京都守護職拝命のとき、共に容保の元に赴いた西郷頼母は、彼は彼でまた極端だった。まっこうからひたすら殿に反対した。天元星のごとくゆるぎなく激しい正論は、しかし鋭すぎた。殿に疎まれ、京にもついていかなかった。
あれが正解だったとも土佐には思えない。
ではいったいどうすれば。
もしやりなおすことができるならば、もう一度容保に生きて会うことが叶うならば。
「そうだ」
「どうした? 土佐」
「うむ、わしはな内蔵助、うっすらと考えていたことがあるのだ。もしかしてわしらの運命はもう道筋が、終着が、決まっていたのではなかろうかと」
「そんなことはない。日々の新たな積み重ねで未来は変わる」
「それが人として正しい考え方だろう。だがな、わしは投げやりになってこんなことを言っているのではない。自分がなにをどうしても結論が決まっているという考え方は、わしにとって救いだ」
「……わからないな」
「わしはこの何年か、未来の心配ばかりしていた。しかし、もしこの結末が決まっていたのだとしたら、何をどうしても防ぎようがない、どうにもならないさだめだったのであれば、文句など言わずに、わしは目の前の殿をもっと励ましたかった。ほめてあげたかった。あなたは間違っていない。くじけるな、突き進め、信念を貫け……と。内蔵助、田中土佐は悔いを残して死んで行くぞ」
会津松平家家老田中土佐、神保内蔵助。
長く容保を支えてきた会津藩の重臣二人。
鶴ヶ城は外堀を持つ。
堀の内側が基本的には武士階級の居住区。
堀の内側に入るための門は全部で16ある。
いま、そのうちの甲賀口、六日口を敵兵に突破された。
甲賀門の近くの屋敷のなかで、田中土佐と神保内蔵助は門を守り切れなかった責任をとり、自決する覚悟を決めた。
この炎が我らの身を潔く焼いてくれるだろう。
「内蔵助つきあえ」
「お供しよう」
内蔵助はそう言ってから、言葉を付け足した。
「土佐にはいままで嫌な役目をさせてしまった。悪かったな」
土佐はそれを聞いて、しばらく内蔵助を見つめた。
「どうした?」
「内蔵助……お前は大した男だ」
二人は脇差を抜いた。
土佐と内蔵助はそれぞれ自分の首と、腹部を貫いた。その所作には何のよどみもなかった。
血がながれ、土佐がうつぶせに倒れた。そして内蔵助も仰向けに倒れた。
薄れゆく意識の中、静かに炎を眺めていた土佐は足音を聞いたような気がした。気のせいだろう、彼は思った。

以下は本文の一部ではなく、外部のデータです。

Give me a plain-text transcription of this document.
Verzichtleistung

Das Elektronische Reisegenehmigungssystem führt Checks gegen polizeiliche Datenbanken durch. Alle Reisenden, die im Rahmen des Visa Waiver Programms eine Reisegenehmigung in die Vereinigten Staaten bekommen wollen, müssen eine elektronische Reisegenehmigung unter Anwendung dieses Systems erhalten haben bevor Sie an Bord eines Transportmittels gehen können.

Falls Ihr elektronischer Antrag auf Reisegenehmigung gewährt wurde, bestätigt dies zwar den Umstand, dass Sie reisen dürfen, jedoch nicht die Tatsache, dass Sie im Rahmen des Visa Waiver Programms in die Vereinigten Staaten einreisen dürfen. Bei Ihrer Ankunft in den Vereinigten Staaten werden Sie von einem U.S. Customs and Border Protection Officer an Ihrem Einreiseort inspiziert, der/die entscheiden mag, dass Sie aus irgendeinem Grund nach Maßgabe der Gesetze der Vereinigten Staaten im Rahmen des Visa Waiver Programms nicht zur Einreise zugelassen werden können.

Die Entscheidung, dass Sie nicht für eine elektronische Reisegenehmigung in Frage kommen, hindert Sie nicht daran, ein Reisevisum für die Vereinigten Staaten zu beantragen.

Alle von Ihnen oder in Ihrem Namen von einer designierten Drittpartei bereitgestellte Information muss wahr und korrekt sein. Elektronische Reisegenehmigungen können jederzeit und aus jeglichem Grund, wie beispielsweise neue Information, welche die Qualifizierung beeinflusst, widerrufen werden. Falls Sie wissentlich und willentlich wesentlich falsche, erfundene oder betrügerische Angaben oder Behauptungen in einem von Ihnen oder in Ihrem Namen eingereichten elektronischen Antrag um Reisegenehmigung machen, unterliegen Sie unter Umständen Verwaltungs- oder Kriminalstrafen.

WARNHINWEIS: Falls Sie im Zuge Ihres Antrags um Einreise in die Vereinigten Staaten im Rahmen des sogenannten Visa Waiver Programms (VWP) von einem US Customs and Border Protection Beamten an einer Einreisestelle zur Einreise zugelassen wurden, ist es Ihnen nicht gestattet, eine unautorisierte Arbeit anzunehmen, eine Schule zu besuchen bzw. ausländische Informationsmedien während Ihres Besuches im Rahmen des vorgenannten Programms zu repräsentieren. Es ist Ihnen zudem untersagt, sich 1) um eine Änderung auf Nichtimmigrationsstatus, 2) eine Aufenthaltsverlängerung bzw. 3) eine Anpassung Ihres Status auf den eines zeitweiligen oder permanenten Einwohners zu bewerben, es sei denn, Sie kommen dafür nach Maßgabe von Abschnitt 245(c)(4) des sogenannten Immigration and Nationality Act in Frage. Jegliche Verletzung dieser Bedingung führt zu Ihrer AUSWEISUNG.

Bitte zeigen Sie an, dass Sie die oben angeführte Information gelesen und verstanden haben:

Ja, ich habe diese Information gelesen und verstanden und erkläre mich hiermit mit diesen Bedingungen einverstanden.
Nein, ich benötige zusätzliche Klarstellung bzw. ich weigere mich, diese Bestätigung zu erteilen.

こんな状況で入ってくるなんて危険にもほどがある。それではまるで、火中の栗を拾うようなものだ。
(栗は好かん……)
最後に土佐は思った。
内蔵助にも足音のようなものは聞こえていた。動かなくなった土佐を見つめていると、その音は近づいてくるようであった。
「土佐……、内蔵助……!」
(まさか……)
内蔵助は思った。
二人の前に、こんなところにいるはずがない松平容保が姿をあらわした。